Martin Luther King Jr. expressed a similar sentiment only he couched it in terms of sharing the Gospel. That the Gospel is meant for all people including their children regardless of where they are from or their ideologies. 

Thus, my Christian beliefs do not tell me that I am a Christian first and an American second. Rather, I am a Christian first and then a person--a citizen of the world who is a fellow image bearer of God-- second. Then I could somewhere add to that that I am an American. Because of my Christian beliefs, supporting my nation right or wrong has been replaced by the belief that I want America to be neither the practitioner nor the victim of injustice.

It was black-white thinking that led George Bush to claim that we were attacked because of our freedoms. Here, Bush was telling us to believe that 19 people sacrificed themselves to commit mass murder and start a war because we could choose between cheering for the Red Sox or the yankees, or that we choose between eating a hamburger or fried chicken for lunch. Does that make sense? 

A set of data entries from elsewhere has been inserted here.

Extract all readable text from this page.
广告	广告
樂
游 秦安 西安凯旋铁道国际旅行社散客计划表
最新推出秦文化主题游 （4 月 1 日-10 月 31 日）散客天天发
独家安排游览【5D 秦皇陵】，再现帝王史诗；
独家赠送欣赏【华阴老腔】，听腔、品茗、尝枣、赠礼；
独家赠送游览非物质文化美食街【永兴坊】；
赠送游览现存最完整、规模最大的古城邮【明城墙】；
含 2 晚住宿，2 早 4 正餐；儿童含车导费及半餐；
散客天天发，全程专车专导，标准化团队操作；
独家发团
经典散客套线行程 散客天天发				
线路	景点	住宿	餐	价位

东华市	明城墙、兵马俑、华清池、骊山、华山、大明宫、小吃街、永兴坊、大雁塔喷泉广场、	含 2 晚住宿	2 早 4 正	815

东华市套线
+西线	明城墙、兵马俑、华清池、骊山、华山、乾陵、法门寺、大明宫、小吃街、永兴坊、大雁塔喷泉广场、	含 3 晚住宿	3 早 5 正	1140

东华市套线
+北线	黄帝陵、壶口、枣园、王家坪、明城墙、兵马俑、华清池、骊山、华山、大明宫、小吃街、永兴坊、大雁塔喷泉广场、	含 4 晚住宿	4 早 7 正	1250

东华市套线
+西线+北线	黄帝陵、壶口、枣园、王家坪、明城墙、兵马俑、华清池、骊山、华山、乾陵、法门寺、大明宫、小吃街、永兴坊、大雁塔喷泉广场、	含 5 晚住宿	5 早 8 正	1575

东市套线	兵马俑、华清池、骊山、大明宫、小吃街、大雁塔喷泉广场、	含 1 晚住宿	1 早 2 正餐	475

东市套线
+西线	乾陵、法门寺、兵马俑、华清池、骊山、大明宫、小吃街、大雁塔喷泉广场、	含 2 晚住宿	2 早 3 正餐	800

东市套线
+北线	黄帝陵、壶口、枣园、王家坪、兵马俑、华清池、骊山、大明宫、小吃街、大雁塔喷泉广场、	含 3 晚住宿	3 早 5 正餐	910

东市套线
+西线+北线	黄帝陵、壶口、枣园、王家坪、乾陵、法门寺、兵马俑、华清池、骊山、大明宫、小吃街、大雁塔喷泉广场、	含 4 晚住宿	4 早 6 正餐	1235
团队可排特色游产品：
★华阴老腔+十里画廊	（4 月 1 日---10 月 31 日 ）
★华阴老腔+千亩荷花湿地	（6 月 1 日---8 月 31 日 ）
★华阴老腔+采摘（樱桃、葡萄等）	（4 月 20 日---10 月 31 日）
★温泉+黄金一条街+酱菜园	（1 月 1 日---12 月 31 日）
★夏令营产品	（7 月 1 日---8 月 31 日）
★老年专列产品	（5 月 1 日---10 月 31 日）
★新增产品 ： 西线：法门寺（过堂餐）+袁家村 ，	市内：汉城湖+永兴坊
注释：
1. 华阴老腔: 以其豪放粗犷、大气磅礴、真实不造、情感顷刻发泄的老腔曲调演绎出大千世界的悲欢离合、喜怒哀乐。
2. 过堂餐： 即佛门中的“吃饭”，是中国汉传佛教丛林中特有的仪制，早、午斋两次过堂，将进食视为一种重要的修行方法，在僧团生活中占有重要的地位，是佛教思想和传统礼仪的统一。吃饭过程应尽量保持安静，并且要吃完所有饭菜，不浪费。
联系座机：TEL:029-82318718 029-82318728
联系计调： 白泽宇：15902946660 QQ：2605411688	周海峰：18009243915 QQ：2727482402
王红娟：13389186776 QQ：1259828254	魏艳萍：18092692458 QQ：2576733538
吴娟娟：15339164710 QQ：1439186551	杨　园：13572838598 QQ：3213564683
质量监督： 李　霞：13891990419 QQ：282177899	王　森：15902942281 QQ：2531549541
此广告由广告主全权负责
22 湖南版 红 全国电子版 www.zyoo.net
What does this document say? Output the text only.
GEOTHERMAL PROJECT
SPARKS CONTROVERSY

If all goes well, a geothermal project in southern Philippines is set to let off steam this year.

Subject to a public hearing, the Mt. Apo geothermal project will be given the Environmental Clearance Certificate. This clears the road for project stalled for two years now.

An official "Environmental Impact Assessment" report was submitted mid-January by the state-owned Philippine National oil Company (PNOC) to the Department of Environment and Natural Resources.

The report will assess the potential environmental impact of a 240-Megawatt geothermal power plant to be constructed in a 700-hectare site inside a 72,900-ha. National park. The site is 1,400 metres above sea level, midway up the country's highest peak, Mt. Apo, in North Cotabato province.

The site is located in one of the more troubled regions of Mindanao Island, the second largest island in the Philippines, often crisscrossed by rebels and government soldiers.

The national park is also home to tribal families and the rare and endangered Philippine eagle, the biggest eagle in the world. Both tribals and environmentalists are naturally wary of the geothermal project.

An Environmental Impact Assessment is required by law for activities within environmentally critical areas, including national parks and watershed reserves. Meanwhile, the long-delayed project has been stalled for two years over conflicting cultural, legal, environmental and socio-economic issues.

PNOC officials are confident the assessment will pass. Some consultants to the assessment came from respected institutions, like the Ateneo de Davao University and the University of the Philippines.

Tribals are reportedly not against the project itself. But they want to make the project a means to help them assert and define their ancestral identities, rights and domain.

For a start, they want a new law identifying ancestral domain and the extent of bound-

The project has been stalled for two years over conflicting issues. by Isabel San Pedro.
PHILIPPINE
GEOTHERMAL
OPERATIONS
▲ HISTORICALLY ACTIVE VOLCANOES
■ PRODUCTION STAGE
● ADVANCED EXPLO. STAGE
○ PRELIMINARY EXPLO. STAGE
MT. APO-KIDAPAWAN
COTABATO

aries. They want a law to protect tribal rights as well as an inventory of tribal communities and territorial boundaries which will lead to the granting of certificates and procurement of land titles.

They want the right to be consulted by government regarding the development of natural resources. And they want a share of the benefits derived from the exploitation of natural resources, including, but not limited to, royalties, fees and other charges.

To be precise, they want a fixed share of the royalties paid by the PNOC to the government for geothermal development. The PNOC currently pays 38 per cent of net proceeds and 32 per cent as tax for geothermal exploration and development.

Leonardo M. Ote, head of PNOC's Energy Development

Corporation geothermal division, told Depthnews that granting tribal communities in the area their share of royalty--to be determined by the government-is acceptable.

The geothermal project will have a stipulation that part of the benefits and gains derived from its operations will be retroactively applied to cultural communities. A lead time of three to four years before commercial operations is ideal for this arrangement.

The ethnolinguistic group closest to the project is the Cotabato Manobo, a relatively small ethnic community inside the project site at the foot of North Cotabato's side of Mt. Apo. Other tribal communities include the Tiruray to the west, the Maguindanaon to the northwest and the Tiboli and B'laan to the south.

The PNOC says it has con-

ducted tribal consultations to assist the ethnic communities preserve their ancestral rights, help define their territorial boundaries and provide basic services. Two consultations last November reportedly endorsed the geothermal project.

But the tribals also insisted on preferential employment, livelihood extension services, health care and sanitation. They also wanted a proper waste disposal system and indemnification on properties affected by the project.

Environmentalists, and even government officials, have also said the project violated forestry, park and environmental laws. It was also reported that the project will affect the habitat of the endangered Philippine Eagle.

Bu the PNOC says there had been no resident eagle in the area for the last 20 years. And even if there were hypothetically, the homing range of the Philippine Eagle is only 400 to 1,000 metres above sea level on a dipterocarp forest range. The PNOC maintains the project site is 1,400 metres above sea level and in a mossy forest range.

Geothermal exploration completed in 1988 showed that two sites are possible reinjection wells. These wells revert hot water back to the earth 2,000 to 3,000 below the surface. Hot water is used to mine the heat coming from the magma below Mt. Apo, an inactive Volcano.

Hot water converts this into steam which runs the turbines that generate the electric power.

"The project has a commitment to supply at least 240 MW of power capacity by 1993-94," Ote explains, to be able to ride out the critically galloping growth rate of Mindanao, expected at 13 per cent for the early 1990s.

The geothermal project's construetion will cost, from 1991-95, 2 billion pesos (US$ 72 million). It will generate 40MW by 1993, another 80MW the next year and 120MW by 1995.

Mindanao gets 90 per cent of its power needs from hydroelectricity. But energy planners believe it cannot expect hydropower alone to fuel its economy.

According to Bush's thinking, our nation was truly a victim in that it was totally innocent while our new enemies were totally evil. But as evil as our attackers were, Bush's thinking is wrong. Just as we continue to remember those who died from 9/11, the 9/11 attackers were at least partially remembering their dead when they attacked us. Again, that does not justify the 9/11 attacks. But realizing the context of those attacks could help us to stave off some future attacks before they are even conceptionalized by demanding that our foreign policies be solely determined by what is just and merciful rather than on opportunistic utilitarianism or tribalism.